Ham told KOCO News 5 Monday that he was surprised he faced backlash for sharing his Christian worldview at a public university.
"Anyone who is a conservative speaker or Christian, we're finding the free speech, free exercise of religion is sort of being curtailed in the secular universities. So then I thought, 'What? Oklahoma too?'" he said.
When asked to share his position on same-sex marriage, he noted that he supports the biblical view of marriage but respects others who do not share his view.
"I would say as a Christian, because I start with the Bible, I have a worldview that says marriage is to be between a man and a woman. Now, if somebody doesn't have that foundation and they don't believe the Bible like I do, I totally understand why they have a different view in regard to marriage," he said.
"They don't have to come and listen. A lot of these people have never heard me speak anyway, so how about letting me speak and you can analyze what I say from there?" he added.

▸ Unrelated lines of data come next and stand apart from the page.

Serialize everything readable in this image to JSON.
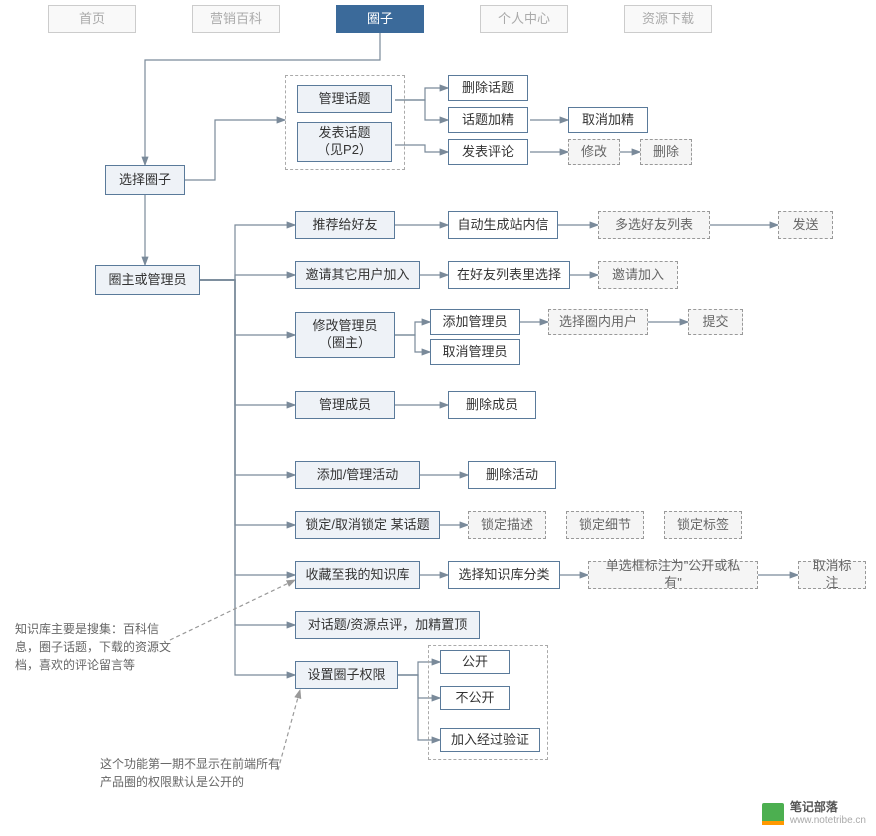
{
  "nav": {
    "home": "首页",
    "wiki": "营销百科",
    "circle": "圈子",
    "profile": "个人中心",
    "download": "资源下载"
  },
  "nodes": {
    "selectCircle": "选择圈子",
    "ownerOrAdmin": "圈主或管理员",
    "manageTopic": "管理话题",
    "postTopic": "发表话题（见P2）",
    "deleteTopic": "删除话题",
    "featureTopic": "话题加精",
    "unfeature": "取消加精",
    "postComment": "发表评论",
    "edit": "修改",
    "delete": "删除",
    "recommendFriend": "推荐给好友",
    "autoGenMsg": "自动生成站内信",
    "multiSelectFriends": "多选好友列表",
    "send": "发送",
    "inviteOthers": "邀请其它用户加入",
    "selectFromFriends": "在好友列表里选择",
    "inviteJoin": "邀请加入",
    "modifyAdmin": "修改管理员（圈主）",
    "addAdmin": "添加管理员",
    "cancelAdmin": "取消管理员",
    "selectCircleUser": "选择圈内用户",
    "submit": "提交",
    "manageMembers": "管理成员",
    "deleteMember": "删除成员",
    "addManageActivity": "添加/管理活动",
    "deleteActivity": "删除活动",
    "lockUnlock": "锁定/取消锁定 某话题",
    "lockDesc": "锁定描述",
    "lockDetail": "锁定细节",
    "lockTag": "锁定标签",
    "favoriteKB": "收藏至我的知识库",
    "selectKBCategory": "选择知识库分类",
    "radioMark": "单选框标注为\"公开或私有\"",
    "cancelMark": "取消标注",
    "reviewTopic": "对话题/资源点评，加精置顶",
    "setCirclePermission": "设置圈子权限",
    "public": "公开",
    "private": "不公开",
    "joinVerified": "加入经过验证"
  },
  "notes": {
    "kbNote": "知识库主要是搜集：百科信息，圈子话题，下载的资源文档，喜欢的评论留言等",
    "permNote": "这个功能第一期不显示在前端所有产品圈的权限默认是公开的"
  },
  "watermark": {
    "text": "笔记部落",
    "url": "www.notetribe.cn"
  }
}
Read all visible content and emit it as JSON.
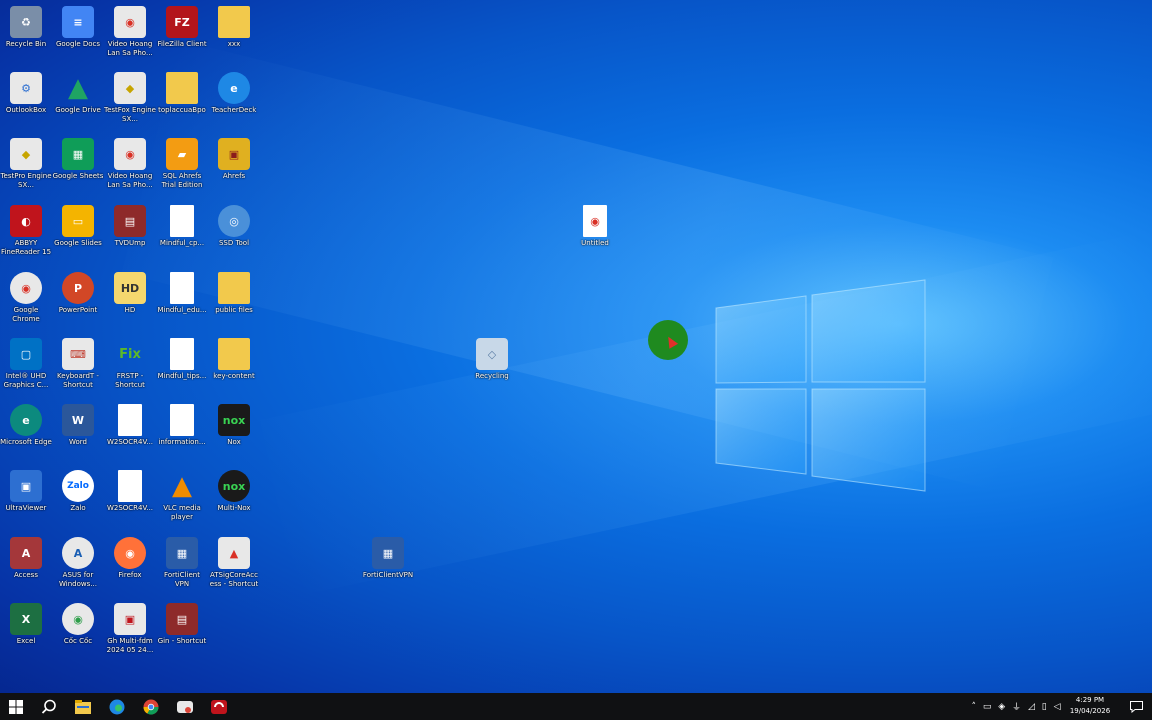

Student Kennedy Jackson told Oklahoma's News 4 she thought Ham should never have been invited to speak at the school.
"I just think they shouldn't have asked him to come because nobody wants that type of negativity," she said.
"He's not for same-sex marriage. If you're not for it, just keep it to yourself. He can come here and talk about anything he wants, just keep that stuff to himself," she argued in defense of suppressing speech.
Other students like Joseph Stonehocker, however, disagreed.
"At college, we're here to expand our learning and everything like that. So if we didn't hear both sides, what's the point of being here?" he asked. "If we didn't have other viewpoints, then we wouldn't have a good college."
Ham added that he hopes the controversy over his right to speak will be used as a teaching moment.